Earlier this summer I covered a passel of speaker systems and earphones in this space. For those of you who missed those two columns (shame on you), here's a quick recap replete with links:

  • Rants & Raves # 40 discussed five speaker systems designed primarily for use the iPod: JBL On Tour, DLO iBoom, Altec Lansing inMotion iM3, Bose SoundDock, and Klipsch iFi.
  • Rants & Raves #41 covered five earphones/headphones: Apple's "stock" earphones (the crappy ones that come with iPods), as well as the Apple iPod In-Ear Headphones, Grado SR60, Future Sonics Ears EM3, and Shure E3C Sound Isolating Earphones.

In the ensuing weeks several of you wrote to ask my opinion of two similar products-Cambridge SoundWorks PlayDock MP3 speaker system and Etymotic Research 6i Isolator Earphones. As your obedient servant, I acquired both products and have been testing them ever since.

Here are my findings:

Cambridge SoundWorks PlayDock MP3

The Cambridge SoundWorks PlayDock MP3 speaker system falls somewhere between the $300 Bose SoundDock and the $129 DLO iBoom. Like the Bose system it provides big, rich, stereo sound from a single enclosure; like the iBoom it is portable and can run on batteries or included AC adapter.

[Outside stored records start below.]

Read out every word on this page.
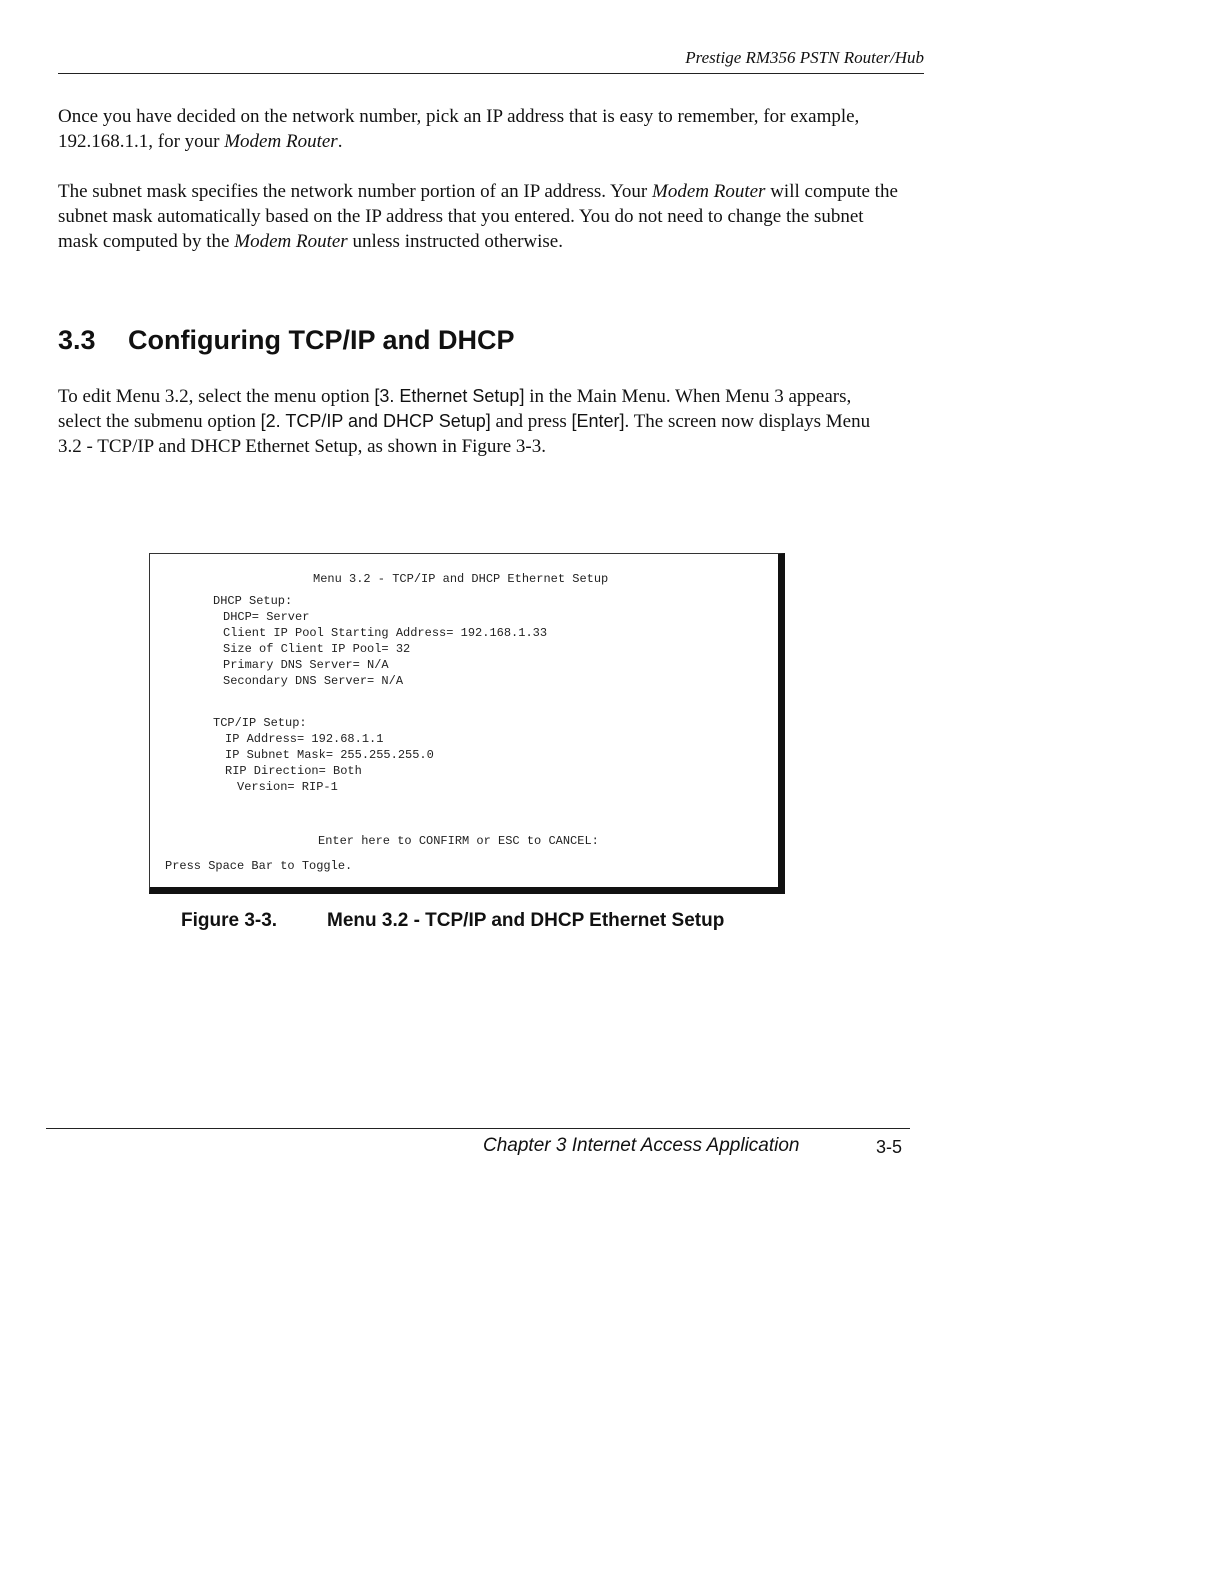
Prestige RM356 PSTN Router/Hub

Once you have decided on the network number, pick an IP address that is easy to remember, for example, 192.168.1.1, for your Modem Router.

The subnet mask specifies the network number portion of an IP address. Your Modem Router will compute the subnet mask automatically based on the IP address that you entered. You do not need to change the subnet mask computed by the Modem Router unless instructed otherwise.

3.3 Configuring TCP/IP and DHCP

To edit Menu 3.2, select the menu option [3. Ethernet Setup] in the Main Menu. When Menu 3 appears, select the submenu option [2. TCP/IP and DHCP Setup] and press [Enter]. The screen now displays Menu 3.2 - TCP/IP and DHCP Ethernet Setup, as shown in Figure 3-3.

Menu 3.2 - TCP/IP and DHCP Ethernet Setup
DHCP Setup:
DHCP= Server
Client IP Pool Starting Address= 192.168.1.33
Size of Client IP Pool= 32
Primary DNS Server= N/A
Secondary DNS Server= N/A
TCP/IP Setup:
IP Address= 192.68.1.1
IP Subnet Mask= 255.255.255.0
RIP Direction= Both
Version= RIP-1
Enter here to CONFIRM or ESC to CANCEL:
Press Space Bar to Toggle.
Figure 3-3.	Menu 3.2 - TCP/IP and DHCP Ethernet Setup
Chapter 3 Internet Access Application	3-5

It's kind of weird looking, as you can see in Figure 1:

Figure 1: Cambridge SoundWorks PlayDock MP3 speaker system.

The gray matter you see cradling the iPod above is some type of flexible rubber stuff. The unit comes with several other interchangeable rubber pieces-called cushioned liners by Cambridge-which insure a good fit for an iPod or almost any other MP3 player. These interlocking rubber parts look kind of strange, but seem to do the job.

Unlike most of the other systems I've tested, PlayDock doesn't include a remote control or even buttons to control your iPod. It offers but four buttons: Louder, Softer, Wide, and Power. The Wide button "increases the stereo panorama" according to Cambridge SoundWorks. I didn't care for the way it sounded and usually left it turned off). And while the lack of a remote control didn't bother me very much because I usually &Mac250;ad the PlayDock MP3 within arm's reach, it may be a deal-breaker for some users.

On the other hand, PlayDock MP3 was the only system I tested that came with a built-in rechargeable battery, and a respectable one at that, offering up to 10 hours of wireless playing time.

Of course when it comes to speakers (or earphones for that matter), it's all about the sound and the PlayDock MP3 doesn't disappoint. With its powered subwoofer and three-speaker design, it sounds bigger and better than you'd expect. Comparing it to other systems, the Bose SoundDock sounded slightly better though the difference wasn't huge, while the DLO iBoom and Altec Lansing inMotion iM3 didn't even come close to the sound quality of PlayDock MP3.

Moving right along, here are some observations to help you decide which system is right for you:

  • If you want the very best sound and don't care about portability, choose the Klipsch iFi (1st choice) or Bose SoundDock (2nd choice).
  • If you want an integrated FM radio, choose the DLO iBoom.
  • If you can't live without a remote control, choose the Klipsch iFi or Bose SoundDock (non-portable) or Altec Lansing inMotion iM3 (portable).
  • If you want a built-in rechargeable battery, your only choice is the PlayDock MP3.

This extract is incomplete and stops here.